Everybody lies everyday, it’s human nature but what happens when you lie about your whole identity to get what you want? I felt haunted by the idea that the boys changed themselves fundamentally, all for the hollow promise of fame. I wanted to discover how they did it and what the lasting effect on them was…
I was looking at your ‘Top 10 Director’s Notes’ for 2012. An interesting choice of films there. Beasts of The Southern Wild is at Number 1. This is a very wide ranging question I know, but what makes a truly brilliant film?
I just like films that really are their own animal and are bold. Whether they are quiet Japanese fiction – Afterlife or I wish by Kore Edo, fantastic characters: American Movie, Racing Dreams, Prodigal Sons, passionate fantasy worlds: A matter of life and death or Black Narcissus or just completely take your eye out of the blue – Wake in Fright.
I’m based at Broadway Cinema and try and see as much as possible, often without reading anything in advance.

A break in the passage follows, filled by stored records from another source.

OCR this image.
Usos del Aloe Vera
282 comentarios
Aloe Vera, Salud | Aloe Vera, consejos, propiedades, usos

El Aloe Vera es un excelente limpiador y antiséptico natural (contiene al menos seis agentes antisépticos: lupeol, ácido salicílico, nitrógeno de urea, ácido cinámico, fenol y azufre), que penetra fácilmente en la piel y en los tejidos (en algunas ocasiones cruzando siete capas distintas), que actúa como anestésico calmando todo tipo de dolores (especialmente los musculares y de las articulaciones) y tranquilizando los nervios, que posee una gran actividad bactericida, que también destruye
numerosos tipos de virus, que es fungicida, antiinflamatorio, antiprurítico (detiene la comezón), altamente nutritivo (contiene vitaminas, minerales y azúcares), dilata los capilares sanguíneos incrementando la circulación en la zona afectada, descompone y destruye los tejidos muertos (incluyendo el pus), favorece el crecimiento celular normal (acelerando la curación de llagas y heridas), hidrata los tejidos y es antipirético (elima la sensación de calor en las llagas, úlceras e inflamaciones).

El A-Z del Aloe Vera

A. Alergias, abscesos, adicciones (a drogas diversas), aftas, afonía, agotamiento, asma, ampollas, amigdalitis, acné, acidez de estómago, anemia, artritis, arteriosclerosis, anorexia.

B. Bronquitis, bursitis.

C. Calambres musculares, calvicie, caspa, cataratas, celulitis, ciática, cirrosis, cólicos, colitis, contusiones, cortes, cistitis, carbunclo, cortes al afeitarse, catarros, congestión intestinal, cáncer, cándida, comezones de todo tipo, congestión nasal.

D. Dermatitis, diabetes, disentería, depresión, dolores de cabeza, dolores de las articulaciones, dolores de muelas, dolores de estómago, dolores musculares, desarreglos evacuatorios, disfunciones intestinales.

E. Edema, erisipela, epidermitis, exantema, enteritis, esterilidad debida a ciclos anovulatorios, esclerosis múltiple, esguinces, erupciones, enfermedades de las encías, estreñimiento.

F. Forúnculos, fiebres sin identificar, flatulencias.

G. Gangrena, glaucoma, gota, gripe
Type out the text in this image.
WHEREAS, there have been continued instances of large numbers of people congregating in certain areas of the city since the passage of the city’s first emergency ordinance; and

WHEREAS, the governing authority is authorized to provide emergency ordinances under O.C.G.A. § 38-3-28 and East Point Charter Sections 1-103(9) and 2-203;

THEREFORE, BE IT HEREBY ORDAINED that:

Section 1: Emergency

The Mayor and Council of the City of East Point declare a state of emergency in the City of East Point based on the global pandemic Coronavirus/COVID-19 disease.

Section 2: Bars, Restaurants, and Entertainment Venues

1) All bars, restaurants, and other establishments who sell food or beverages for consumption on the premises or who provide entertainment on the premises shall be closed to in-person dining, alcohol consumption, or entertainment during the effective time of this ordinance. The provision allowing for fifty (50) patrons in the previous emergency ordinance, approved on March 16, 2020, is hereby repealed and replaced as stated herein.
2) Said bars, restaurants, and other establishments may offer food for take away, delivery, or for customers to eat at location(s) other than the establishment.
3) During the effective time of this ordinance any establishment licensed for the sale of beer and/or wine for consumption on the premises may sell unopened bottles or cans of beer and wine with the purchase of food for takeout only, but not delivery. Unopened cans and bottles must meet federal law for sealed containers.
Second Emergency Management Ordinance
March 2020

Screen International has been quoted as saying about you “Jeanie gives her projects time. She’s a serious, meticulous thinker, not a documentarist for the Big Brother Generation” And this is so true. How do you think reality TV has saturated other forms of TV or film making? Do you think it has ruined it for the foreseeable future? Or can it be clawed back from the ’15 minutes of fame’ generation?
The irony of this is that I absolutely loved the first few series of Big Brother and was completely addicted – they were a series of storms in tea-cups and I found the boring everydayness really compelling.
It’s all a bit like a snake eating it’s own tail now with the endless Hello interviews and book deals talking about the same moments over and over. The whole pursuit of fame for it’s own sake is really charmless. I hate filming people who think it will be their key to a fortune – which with my films is never going to happen!
I think people will always make good work, good films, there may just not be funding from broadcasters to get those films made or broadcasts slots available to show them. BBC4 continue to show the best docs on British television.
Arts funds are being cut left, right and centre, how did you go about getting funding for your films, and how difficult was it?
It’s always tough and we live in interesting times. My films have been a combination of arts funding, small commissions, broadcast commissions and crowd-funding campaigns (see my article on www.jeaniefinlay.com) . It’s good to be open to new and varied ways of doing things, it’s the only way to get any project moving.
If you could film anyone you wanted and had unlimited funds…..tell me what your dream film would be to make?
I can’t really say but it’s something deeply uncommercial, uncommisionable and would never attract funding in a million years.
I would love to make a film about my sister Claire and how she creates character when she designs costumes. Maybe one of these days I’ll follow her and Julia Davis around – they come up with some very dark things.